DNA Sequencing for Clinical and Public Health Virology: Some Assembly Required

• Published in: Clinical Virology Manual pp. 173 - 199
• Main Author: Bartkus, Joanne
• Format: Book Chapter
• Language: English
• Published: Washington, DC, USA ASM Press 01.12.2016
• Subjects: clinical virology; data analysis; DNA sequencing technologies; next generation sequencing methodologies; public health virology; quality assurance; sequencing applications; storage strategies
• ISBN: 9781555819149; 1555819141
• DOI: 10.1128/9781555819156.ch15

Recent advances in sequencing technology, coupled with the relatively small genomes of viruses, make routine sequencing of entire genomes in clinical and public health settings increasingly feasible. The first two widely adopted DNA sequencing methodologies described, the chemical cleavage method of Maxam and Gilbert (1) and the chain termination method of Sanger et al., were both published in the 1970s (2, 3). Coincidental to the subject of this chapter, the first full genome to be sequenced by Sanger was that of a virus, albeit a bacteriophage, PhiX 174 (4).
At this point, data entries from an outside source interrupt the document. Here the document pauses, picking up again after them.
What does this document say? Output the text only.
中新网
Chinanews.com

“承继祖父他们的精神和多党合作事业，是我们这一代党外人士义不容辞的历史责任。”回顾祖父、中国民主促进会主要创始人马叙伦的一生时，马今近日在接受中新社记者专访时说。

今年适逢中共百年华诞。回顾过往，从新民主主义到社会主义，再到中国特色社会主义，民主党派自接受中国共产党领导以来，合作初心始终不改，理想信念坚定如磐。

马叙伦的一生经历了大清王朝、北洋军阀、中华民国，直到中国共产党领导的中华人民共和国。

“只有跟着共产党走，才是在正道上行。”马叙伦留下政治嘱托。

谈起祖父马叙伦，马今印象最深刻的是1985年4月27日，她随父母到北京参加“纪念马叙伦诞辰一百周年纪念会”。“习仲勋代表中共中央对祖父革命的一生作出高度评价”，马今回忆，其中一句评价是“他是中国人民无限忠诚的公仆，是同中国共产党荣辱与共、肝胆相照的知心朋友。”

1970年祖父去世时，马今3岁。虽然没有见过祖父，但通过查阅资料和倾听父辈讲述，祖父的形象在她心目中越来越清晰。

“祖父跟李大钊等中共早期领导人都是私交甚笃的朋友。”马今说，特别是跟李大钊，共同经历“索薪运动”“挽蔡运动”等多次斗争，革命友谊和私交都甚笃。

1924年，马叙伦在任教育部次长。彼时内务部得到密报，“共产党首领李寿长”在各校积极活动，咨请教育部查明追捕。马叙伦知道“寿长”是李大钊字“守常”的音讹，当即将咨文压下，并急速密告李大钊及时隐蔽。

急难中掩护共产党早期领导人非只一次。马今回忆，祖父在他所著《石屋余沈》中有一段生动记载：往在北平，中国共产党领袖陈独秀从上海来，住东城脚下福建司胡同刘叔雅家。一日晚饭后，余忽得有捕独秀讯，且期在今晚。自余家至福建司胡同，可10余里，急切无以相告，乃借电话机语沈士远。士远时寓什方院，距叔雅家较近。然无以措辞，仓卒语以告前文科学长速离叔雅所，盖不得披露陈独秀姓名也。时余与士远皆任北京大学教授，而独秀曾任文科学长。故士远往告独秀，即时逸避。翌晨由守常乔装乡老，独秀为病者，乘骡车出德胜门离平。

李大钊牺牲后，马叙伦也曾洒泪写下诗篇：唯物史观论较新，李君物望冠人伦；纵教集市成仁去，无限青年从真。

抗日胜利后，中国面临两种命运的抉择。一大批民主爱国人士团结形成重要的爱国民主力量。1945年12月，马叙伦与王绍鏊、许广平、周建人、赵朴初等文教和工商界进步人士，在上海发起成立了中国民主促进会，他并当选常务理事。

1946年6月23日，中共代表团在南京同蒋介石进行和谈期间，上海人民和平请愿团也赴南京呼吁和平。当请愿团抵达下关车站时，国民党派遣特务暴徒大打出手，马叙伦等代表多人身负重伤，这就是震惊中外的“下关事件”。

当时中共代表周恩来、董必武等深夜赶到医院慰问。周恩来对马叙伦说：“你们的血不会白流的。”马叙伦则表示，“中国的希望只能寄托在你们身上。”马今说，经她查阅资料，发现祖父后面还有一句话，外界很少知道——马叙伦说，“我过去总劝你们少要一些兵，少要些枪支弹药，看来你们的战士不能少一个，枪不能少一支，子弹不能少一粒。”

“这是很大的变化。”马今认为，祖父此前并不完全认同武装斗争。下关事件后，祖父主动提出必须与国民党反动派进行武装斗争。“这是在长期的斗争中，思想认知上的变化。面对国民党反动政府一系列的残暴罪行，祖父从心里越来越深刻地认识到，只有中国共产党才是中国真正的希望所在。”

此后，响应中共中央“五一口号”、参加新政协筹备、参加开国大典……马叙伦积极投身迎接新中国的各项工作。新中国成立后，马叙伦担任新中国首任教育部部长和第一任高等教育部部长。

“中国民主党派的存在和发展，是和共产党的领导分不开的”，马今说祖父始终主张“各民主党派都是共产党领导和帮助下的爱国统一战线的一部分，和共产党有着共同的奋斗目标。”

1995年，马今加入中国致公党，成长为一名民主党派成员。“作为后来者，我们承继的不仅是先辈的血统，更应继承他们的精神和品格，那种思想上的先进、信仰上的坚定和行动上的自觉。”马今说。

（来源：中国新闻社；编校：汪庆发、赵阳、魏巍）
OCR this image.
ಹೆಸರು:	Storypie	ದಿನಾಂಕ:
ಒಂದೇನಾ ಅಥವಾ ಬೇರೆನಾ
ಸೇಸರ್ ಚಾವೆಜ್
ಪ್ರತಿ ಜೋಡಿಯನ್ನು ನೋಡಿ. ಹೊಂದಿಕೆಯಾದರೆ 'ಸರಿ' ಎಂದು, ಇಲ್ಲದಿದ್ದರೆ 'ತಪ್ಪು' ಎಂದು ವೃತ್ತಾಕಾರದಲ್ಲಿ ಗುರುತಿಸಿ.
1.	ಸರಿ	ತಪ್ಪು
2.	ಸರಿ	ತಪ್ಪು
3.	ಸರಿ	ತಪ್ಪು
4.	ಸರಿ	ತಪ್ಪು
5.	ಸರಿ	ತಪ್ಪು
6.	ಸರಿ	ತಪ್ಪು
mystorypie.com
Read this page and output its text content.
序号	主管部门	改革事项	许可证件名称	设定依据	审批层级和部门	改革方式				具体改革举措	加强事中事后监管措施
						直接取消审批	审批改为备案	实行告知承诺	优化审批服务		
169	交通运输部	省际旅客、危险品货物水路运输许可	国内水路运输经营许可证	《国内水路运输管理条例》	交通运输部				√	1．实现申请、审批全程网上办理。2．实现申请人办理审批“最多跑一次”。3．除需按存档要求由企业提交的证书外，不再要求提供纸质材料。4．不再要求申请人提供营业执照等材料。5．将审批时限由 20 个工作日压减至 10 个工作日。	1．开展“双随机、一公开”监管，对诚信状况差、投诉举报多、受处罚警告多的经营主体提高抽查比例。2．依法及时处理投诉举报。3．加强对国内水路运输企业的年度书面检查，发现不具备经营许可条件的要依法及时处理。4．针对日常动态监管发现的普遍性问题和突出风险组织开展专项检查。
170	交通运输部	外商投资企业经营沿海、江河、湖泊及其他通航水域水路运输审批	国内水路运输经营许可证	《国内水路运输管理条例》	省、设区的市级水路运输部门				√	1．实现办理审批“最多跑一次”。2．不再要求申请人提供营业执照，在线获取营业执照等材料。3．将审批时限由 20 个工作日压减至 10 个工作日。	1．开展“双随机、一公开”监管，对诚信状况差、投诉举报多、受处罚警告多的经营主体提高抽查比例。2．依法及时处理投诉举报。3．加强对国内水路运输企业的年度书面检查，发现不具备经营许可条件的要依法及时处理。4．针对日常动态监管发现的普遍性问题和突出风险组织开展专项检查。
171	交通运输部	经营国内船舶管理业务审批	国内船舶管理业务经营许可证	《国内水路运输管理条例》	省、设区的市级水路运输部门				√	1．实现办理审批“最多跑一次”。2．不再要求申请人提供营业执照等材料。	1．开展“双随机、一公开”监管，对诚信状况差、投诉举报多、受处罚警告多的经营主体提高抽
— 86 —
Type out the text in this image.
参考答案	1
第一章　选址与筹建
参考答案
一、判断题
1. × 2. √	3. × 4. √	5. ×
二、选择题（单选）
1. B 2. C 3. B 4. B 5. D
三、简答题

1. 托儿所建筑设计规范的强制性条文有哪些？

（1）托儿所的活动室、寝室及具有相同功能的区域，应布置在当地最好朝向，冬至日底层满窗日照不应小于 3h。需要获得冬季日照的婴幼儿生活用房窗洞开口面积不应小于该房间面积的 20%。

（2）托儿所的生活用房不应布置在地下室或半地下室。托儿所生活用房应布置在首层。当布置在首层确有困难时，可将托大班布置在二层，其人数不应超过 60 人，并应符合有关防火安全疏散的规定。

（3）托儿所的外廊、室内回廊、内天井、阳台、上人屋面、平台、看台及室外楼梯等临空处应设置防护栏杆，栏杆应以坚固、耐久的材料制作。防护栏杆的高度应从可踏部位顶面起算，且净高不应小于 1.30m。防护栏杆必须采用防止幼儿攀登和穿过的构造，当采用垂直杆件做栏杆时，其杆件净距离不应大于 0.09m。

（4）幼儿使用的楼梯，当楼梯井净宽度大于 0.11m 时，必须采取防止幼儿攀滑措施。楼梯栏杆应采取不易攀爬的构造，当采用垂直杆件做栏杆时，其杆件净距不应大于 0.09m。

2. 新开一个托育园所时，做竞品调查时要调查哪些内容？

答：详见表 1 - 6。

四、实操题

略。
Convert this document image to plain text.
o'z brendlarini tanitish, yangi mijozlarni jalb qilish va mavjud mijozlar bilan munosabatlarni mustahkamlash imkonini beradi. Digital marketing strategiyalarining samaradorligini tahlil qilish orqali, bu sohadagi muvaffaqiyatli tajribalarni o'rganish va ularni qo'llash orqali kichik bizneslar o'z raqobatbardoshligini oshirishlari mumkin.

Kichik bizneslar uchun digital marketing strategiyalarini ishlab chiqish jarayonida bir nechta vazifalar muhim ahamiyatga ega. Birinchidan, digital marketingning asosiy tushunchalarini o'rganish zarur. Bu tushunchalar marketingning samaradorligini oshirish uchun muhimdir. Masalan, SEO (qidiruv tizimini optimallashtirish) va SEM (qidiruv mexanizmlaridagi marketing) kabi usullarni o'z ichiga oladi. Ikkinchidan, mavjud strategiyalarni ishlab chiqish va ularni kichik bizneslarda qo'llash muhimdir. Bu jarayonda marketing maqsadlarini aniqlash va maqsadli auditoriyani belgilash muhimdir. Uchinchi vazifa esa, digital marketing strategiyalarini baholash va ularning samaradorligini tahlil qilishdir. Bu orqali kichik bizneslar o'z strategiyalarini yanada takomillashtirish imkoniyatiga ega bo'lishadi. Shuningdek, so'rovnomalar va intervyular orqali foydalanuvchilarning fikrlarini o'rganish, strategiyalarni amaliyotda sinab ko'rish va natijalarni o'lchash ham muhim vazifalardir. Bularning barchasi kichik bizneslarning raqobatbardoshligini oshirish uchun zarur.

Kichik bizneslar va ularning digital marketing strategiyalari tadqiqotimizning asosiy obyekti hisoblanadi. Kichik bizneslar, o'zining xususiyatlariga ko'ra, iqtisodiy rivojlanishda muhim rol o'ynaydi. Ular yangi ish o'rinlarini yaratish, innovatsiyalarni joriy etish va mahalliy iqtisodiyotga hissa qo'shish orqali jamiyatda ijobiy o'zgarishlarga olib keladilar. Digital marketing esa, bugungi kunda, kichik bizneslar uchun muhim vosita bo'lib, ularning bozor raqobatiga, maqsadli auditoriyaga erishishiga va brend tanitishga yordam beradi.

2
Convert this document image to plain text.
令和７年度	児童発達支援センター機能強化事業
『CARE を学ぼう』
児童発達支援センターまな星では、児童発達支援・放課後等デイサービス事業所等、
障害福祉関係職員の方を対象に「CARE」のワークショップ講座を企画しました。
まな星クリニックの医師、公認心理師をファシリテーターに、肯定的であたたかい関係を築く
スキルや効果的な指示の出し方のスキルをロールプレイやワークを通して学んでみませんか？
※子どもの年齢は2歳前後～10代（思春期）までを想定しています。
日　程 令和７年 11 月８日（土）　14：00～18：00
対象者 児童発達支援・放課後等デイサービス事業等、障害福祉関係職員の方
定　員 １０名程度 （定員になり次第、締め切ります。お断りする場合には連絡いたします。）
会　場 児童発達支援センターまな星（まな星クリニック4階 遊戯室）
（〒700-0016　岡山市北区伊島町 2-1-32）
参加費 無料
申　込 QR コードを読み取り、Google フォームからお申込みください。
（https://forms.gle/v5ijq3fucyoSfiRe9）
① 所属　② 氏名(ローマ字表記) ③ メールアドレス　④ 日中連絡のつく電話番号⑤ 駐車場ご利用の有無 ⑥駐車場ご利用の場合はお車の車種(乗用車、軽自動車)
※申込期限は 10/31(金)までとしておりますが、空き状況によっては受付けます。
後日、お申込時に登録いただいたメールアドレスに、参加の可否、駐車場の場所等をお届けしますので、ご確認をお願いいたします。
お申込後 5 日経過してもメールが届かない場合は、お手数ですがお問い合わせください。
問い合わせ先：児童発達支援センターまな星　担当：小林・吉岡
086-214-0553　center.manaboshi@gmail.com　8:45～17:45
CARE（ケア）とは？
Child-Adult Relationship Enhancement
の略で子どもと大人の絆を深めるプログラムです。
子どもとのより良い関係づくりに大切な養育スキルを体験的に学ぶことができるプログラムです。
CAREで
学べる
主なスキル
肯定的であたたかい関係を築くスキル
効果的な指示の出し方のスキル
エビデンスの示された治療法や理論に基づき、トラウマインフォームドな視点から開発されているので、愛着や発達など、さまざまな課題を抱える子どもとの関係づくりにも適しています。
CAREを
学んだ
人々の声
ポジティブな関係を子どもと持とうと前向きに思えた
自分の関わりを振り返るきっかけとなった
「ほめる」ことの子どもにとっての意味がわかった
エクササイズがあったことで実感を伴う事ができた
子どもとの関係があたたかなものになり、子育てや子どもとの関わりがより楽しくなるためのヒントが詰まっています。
The Sanger method proved to be the more durable sequencing technology and, especially after the process was automated in 1996, was the most widely used method for DNA sequencing for more than a decade. Beginning in 2005, however, advances in sequencing technology, the so‐called next generation sequencing (NGS) methodologies, resulted in a dramatic increase in the amount of sequence that can be generated and a concomitant dramatic decrease in the cost of sequencing. These factors have led to the widespread implementation of NGS in place of the Sanger method for typical sequencing applications and also for some novel purposes, for example, replacing microarrays to study gene expression. The increased use of NGS technologies has, not surprisingly, resulted in a rapid increase in the number of sequences submitted to the National Center for Biotechnology Information's (NCBI) Genbank database. In particular, the number of viral sequences submitted since 2012 has increased 22.9% as measured in nucleotide base pairs (5), and the number of publications based on NGS is increasing at an impressively rapid pace (6).